C'est pour aider les non-spécialistes à s'y retrouver…
Édifiant, non ? Comment pourriez-vous, mesdames et messieurs les députés, voter dans un tel contexte, et sous prétexte de moralisation, une loi promise depuis des années par le président de la ligue de football aux présidents de clubs, et soutenue par la secrétaire d'État aux sports qui, flairant le risque politique, ne présente pas ce projet au nom du Gouvernement ? Prudence, quand tu nous tiens…
Jean-François Lamour, notre collègue et ancien ministre des sports, avait toujours refusé de soutenir la proposition de loi Landrain-Rochebloine, car il pensait que les clubs devaient respecter la loi et ne pas payer les agents de joueurs. Je reprends donc ma question : quel est l'intérêt pour les clubs de payer des agents dont ils n'ont pas besoin à la place des joueurs, si ce n'est pour perpétuer les rétro-commissions ?
Il faut revenir à un principe sain et logique : que le joueur paye directement son agent, afin d'éviter les flux financiers opaques, les rétro-commissions et les petits arrangements financiers entre dirigeants de clubs, agents et parfois joueurs. Analyse totalement partagée par l'ex-député UMP de Saône-et-Loire Dominique Juillot, par ailleurs président du club de basket l'Élan sportif châlonnais, classé en Pro A, et auteur du rapport d'information sur les transferts et les agents de joueurs.
Page 97 de son rapport, il évalue les commissions perçues en 2004 par les agents du foot en France à 30 millions d'euros. Et il affirme : « Ce montant apparaît largement suffisant pour permettre nombre de reversements et de partages de commissions. » Cité dans le rapport, Michel Platini, le Président de l'UEFA, souhaite voir la fin de ces rétro-commissions : « Il n'y a qu'une solution, que les joueurs rémunèrent les agents, et qu'il soit interdit aux clubs de les rémunérer. Cela réglera le problème. Car les joueurs ne paieront les agents que jusqu'à un certain point. » Tout comme Philippe Piat, le président du syndicat des joueurs, déjà cité par Valérie Fourneyron : « Quand on met le nez dans les transferts, on voit que les agents touchent d'énormes commissions. Mais si c'était le joueur qui payait directement l'agent, vous croyez qu'il lui verserait cinq cents briques ? »

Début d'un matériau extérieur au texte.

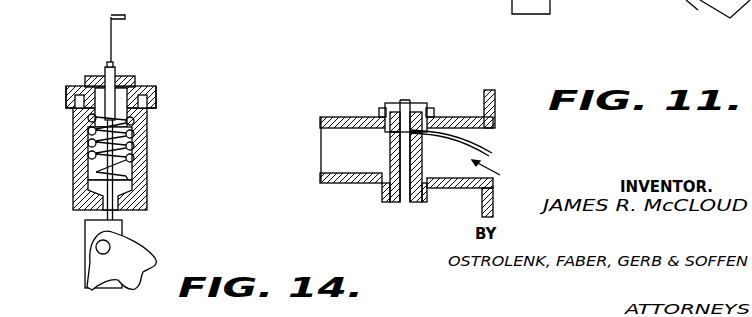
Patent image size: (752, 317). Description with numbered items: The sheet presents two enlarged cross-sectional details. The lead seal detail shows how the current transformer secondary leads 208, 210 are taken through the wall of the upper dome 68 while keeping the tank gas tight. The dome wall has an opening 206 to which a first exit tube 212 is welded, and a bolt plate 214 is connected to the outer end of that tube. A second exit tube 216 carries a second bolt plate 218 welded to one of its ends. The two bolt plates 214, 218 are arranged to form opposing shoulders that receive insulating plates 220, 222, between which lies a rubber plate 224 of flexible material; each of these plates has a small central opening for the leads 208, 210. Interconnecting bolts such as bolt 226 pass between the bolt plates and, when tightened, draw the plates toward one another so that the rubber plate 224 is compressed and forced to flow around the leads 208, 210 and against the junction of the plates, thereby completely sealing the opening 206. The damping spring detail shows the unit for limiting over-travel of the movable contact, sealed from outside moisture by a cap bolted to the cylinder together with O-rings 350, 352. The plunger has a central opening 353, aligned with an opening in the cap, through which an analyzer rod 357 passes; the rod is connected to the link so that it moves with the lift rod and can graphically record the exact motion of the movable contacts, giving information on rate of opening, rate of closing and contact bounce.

In FIG. 14, the O-ring 350 is at (92, 88).
In FIG. 14, the O-ring 352 is at (156, 100).
In FIG. 14, the central opening 353 is at (95, 212).
In FIG. 14, the analyzer rod 357 is at (113, 32).
In FIG. 11, the upper dome 68 is at (496, 98).
In FIG. 11, the opening 206 is at (504, 173).
In FIG. 11, the lead 208 is at (490, 150).
In FIG. 11, the lead 210 is at (488, 153).
In FIG. 11, the first exit tube 212 is at (460, 109).
In FIG. 11, the bolt plate 214 is at (419, 107).
In FIG. 11, the second exit tube 216 is at (350, 118).
In FIG. 11, the second bolt plate 218 is at (400, 103).
In FIG. 11, the insulating plate 220 is at (390, 160).
In FIG. 11, the insulating plate 222 is at (413, 163).
In FIG. 11, the rubber plate 224 is at (392, 139).
In FIG. 11, the bolt 226 is at (382, 108).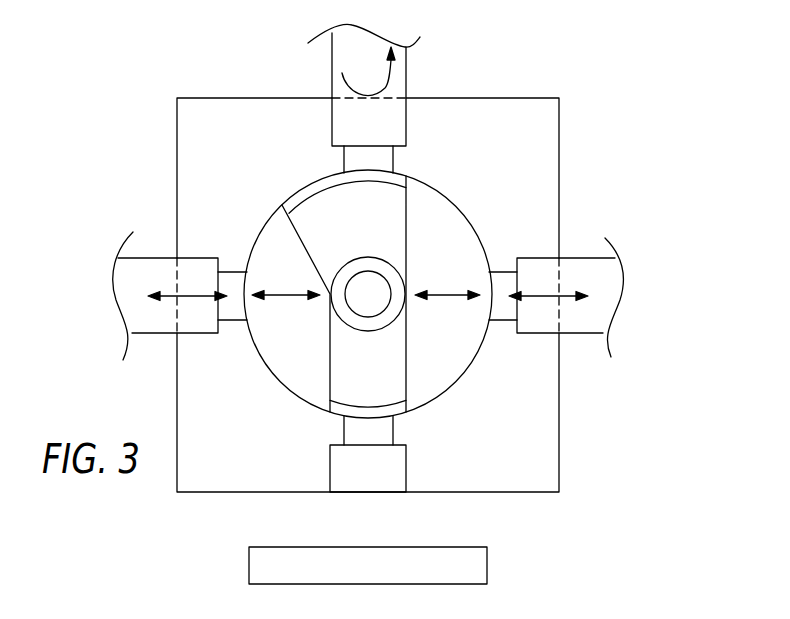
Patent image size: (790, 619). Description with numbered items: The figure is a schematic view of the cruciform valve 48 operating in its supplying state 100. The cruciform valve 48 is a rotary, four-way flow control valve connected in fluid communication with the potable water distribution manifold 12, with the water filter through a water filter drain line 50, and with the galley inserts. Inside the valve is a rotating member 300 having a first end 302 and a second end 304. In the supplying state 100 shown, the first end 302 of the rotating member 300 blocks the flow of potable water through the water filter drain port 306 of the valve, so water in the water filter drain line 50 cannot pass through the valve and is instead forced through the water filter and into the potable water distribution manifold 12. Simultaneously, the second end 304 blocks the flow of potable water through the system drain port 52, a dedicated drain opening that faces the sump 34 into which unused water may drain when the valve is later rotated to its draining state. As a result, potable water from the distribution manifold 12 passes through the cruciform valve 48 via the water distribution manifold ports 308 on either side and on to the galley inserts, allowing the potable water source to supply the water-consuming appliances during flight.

The supplying state 100 is at (600, 130).
The potable water distribution manifold 12 is at (157, 268).
The sump 34 is at (470, 565).
The cruciform valve 48 is at (214, 98).
The water filter drain line 50 is at (343, 62).
The system drain port 52 is at (388, 470).
The rotating member 300 is at (395, 284).
The first end 302 is at (302, 198).
The second end 304 is at (339, 408).
The water filter drain port 306 is at (392, 137).
The water distribution manifold ports 308 is at (195, 316).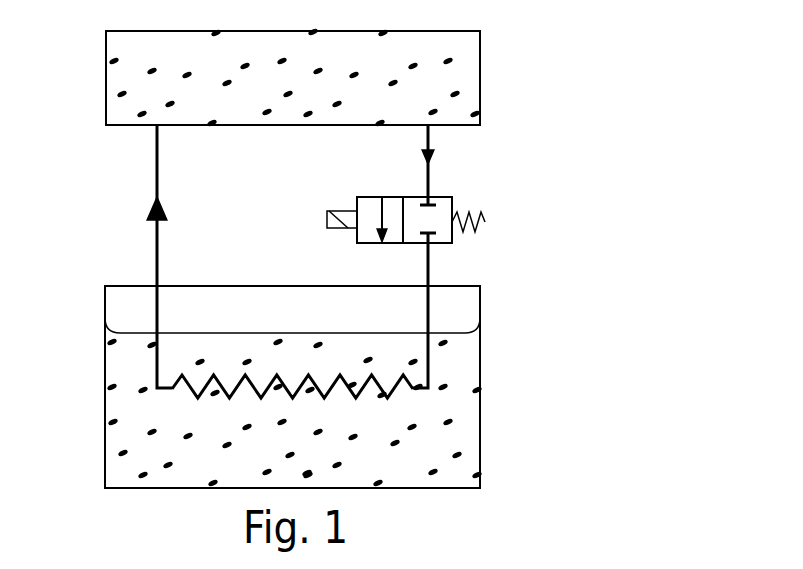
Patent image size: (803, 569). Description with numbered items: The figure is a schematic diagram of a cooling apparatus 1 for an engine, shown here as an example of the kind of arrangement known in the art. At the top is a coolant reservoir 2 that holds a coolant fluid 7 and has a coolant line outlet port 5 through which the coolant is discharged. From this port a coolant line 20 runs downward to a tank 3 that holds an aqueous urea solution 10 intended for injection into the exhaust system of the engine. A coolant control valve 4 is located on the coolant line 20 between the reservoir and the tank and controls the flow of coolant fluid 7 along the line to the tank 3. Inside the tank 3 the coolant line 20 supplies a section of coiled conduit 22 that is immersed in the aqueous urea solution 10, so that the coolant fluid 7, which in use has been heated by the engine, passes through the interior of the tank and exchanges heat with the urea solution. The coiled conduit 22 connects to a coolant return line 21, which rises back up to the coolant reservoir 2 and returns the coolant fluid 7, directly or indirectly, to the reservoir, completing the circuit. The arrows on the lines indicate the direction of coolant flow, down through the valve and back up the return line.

Tout le monde semblait donc sur la même longueur d'onde : qquand un joueur paie son agent, il est plus regardant et ne versera pas n'importe quelle somme, même s'il n'est pas Auvergnat. (Sourires.) Mais la proposition de loi présentée par Jean-François Humbert et votée le 4 juin 2008 en première lecture au Sénat prend l'exact contre-pied de ce rapport : avec l'appui de l'ex-secrétaire d'État aux sports Bernard Laporte, les sénateurs souhaitent en effet légaliser la rémunération des agents par les clubs au grand dam de Dominique Juillot : « Je regrette que Bernard Laporte ne m'ait pas demandé mon avis. Avec cette loi, on décide de légaliser une pratique illégale. Ce n'était pas l'esprit du rapport, en tout cas. »
Et de conclure : « Pour moi, le problème va bien au-delà du paiement des agents : on doit aller plus loin en matière de flux financiers. On ne peut pas me dire qu'à la tête du foot, on ne pourrait pas payer des gens qui contrôleraient ce qui se passe au moment du Mercato ! ».
À ce sujet, je me tourne vers Mme Buffet : souvenez-vous des difficultés que nous avons rencontrées pour en rester au seul Mercato d'hiver alors que certains voulaient le Mercato toute l'année ; les bandits manchots auraient alors fonctionné à longueur de temps… et ils ne sont pas tous manchots ! (Sourires.)
Il y a un véritable problème de volonté politique de la part des instances dirigeantes du football finit par constater M. Dominique Juillot, rapporteur et ex-député UMP. Je ne doute donc pas que la majorité dans cet hémicycle partage ses convictions.
Je pose à nouveau ma question : quel est donc l'intérêt pour les clubs de payer des agents dont ils n'ont pas besoin ?
Il est clair que des sommes considérables d'argent plus ou moins propres, ou plus ou moins sales, continuent d'être blanchies et de circuler. En fait, la fraude se perpétue puisqu'il s'agit bien, dans le meilleur des cas, du versement indirect d'un revenu net d'impôts – autrement dit de fraude fiscale, n'ayons pas peur des mots. Ajoutons que ce revenu est aussi net de cotisations sociales, au grand dam de l'URSSAF. Je renvoie ceux qui auraient des doutes à ce sujet à un journal plutôt sérieux, Les Échos, qui titrait le 18 mars 2010 : « Le PSG et Nike accusés de fraude aux charges sociales ».